Bass Alfie

Alfie Bass

The well known actor, Alfie Bass, was born Abraham Basalinksy in 1916 in Bethnal Green, London, the youngest of a large Jewish family. His parents had fled persecution in Russia and would have welcomed the 1917 revolution as liberation.

After leaving school at the age of 14, Alfie worked first as a tailor’s apprentice, then a messenger boy, and a shop-window display fitter. His acting career began at Unity Theatre, London in the late 1930s, appearing in `Plant In The Sun’, with Paul Robeson, and as the pantomime King in `Babes In The Wood’.  Unity was a Camden theatre club formed in 1936, which was strongly influenced by the Communist Party and came out of the Workers’ Theatre Movement. Alfie’s teenage years were dominated by the exhilaration of learning his trade at Unity Theatre.

At the age of only 19, Alfie became a leading figure in the Communist-inspired Londonshelter movement, which emerged during the early stages of World War Two, as the blitz ensued. Londoners resolved the problem of a lack of public air raid shelters, after local Communist groups led the way, by the simple remedy of breaking in what were at first locked underground stations.

This Communist Party initiative took on a typically organised approach.  Some local shelter committees produced newsletters, such as the Hampstead Shelterers’ Bulletin. Partly through these publications and partly through planned co-ordination, an all-London network grew out of this struggle. This held a conference in November 1940, with some eighty delegates from around fifty shelter committees attending. The conference elected the LondonUnderground Station and Shelterers’ Committee and Alfie Bass was its secretary.

During the Second World War, Bass joined the Middlesex regiment as a despatch rider. Like many who found a niche in the post-war entertainment industry, Alfie was involved in concert parties, as well as taking part in documentaries for the Army Film Unit.

Back in Civvy Street, during the late 1940s and early 1950s, he directed plays at Unity and performed in works as diverse as Shakespeare and Shaw. His big break came in the late 1950s. Still remembered by some, is the low-budget masterpiece of an adaptation of a Gogol short story, which was renamed “The Bespoke Overcoat”.

Filmed in 1956, it became a widely-shown additional feature in cinema showings, especially in parts of London. The film is an ironic ghost story, which touches on themes of friendship, grief, poverty and injustice all of which illuminate the lives of immigrant workers. The roles in the story are played by Alfie Bass and also David Kossoff, who was also a rather well-known actor of the 1960s-80s. Kossoff has been reputed to have also been a Communist at the time and earlier, and may have still been so up to the time of the 1967 `six days war, in which Israel aggressively expanded its borders. Kossoff’s sense of Jewishness overcome his commitment to radical politics, unlike Bass. 

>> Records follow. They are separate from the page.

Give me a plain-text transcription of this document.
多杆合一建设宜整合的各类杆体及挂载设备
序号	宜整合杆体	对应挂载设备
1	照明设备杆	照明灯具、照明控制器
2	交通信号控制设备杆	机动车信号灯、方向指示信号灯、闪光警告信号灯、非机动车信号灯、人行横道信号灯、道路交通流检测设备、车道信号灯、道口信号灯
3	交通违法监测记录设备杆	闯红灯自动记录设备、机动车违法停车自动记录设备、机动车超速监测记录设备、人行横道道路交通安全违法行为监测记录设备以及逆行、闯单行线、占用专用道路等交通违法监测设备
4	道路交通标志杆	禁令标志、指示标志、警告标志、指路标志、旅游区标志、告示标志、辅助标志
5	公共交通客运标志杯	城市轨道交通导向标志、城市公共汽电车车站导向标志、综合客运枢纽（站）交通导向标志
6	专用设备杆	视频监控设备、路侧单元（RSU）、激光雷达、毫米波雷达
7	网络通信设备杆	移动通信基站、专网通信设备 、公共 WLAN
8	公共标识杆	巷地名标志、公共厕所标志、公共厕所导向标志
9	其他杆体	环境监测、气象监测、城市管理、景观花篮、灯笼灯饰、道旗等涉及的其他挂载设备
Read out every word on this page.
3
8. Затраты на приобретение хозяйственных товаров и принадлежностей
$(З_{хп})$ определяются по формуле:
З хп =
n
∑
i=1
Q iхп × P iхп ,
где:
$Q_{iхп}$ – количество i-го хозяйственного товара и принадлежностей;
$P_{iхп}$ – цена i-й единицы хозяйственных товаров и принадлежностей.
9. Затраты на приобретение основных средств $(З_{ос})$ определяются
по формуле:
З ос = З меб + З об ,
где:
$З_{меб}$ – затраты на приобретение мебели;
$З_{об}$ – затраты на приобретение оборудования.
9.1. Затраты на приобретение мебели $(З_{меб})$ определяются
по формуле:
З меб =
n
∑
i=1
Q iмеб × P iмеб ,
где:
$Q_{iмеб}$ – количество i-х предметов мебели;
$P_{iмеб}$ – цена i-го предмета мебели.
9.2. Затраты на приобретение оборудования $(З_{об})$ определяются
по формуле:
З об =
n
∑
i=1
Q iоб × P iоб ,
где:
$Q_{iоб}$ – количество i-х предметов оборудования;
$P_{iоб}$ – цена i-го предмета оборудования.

The film certainly aided both men’s professional careers. Whilst Bass had first appeared on film in wartime documentaries, he had to wait for `The Lavender Hill Mob’ in 1951, set in Battersea to really project him into the limelight. Yet, had his career blossomed in the late 40s or early 50s, Bass may have found himself subject to hostility from producers owing to the unofficial boycott of Communists promoted by cold war warriors.

Thus, for much of the 1950s, he did not find film work but, partly since his accomplished character acting of specific London types made him eminently book-able, and partly since a new mood began to emerge in the late 1950s, he began to be seen on high budget mainstream productions after `The Bespoke Overcoat’.   

A break in television brought him to widespread public attention after he appeared in the comedy show, `The Army Game’, from 1957 to 1961), as a private and a spin-off with the same lead characters in `Bootsie and Snudge’, which ran from 1960 to 1963.

The exposure brought more work and Alfie was in `A Tale of Two Cities’ in 1958. Bass later appeared in the well-known film, `Alfie’ (no connection to him!) in 1966, which starred Michael Caine, and he also took over from Chaim Topol in `Fiddler on the Roof’ on the West Endstage. In all, Alfie was the almost stereotypical `Cockney’ and/or Jewish variant in a total of over sixty films. He had roles in the TV series `Till Death Us Do Part’, `Minder’, and `Are You Being Served?’.

Alfie was openly supportive in all this time, even at the height of his fame, of the Daily Worker and later the Morning Star, being interviewed around the time of the 1967 six days war in the paper, in the context of his declaration of life-long support for the Party and paper. Alfie was also publicly to the fore in campaigns against the Vietnam War in the mid to late 1960s.

Many participants in Unity Theatre, which Bass was long associated with, recall his support for the Party. He was also a frequent visitor to the social scene at the Highgate home of the Communist Party’s Seifert family. Contemporaries, Harold Godwin and Aubrey Morris have both confirmed that Alfie Bass was a long-term Communist Party member.  

His profile fell somewhat during the 1970s and has been next to impossible to discover where Alfie stood on events the unfolded within the Communist movement in the last decade or so of his life. But he continued to work periodically in a range of roles in TV and in film and died suddenly on 15th July 1987.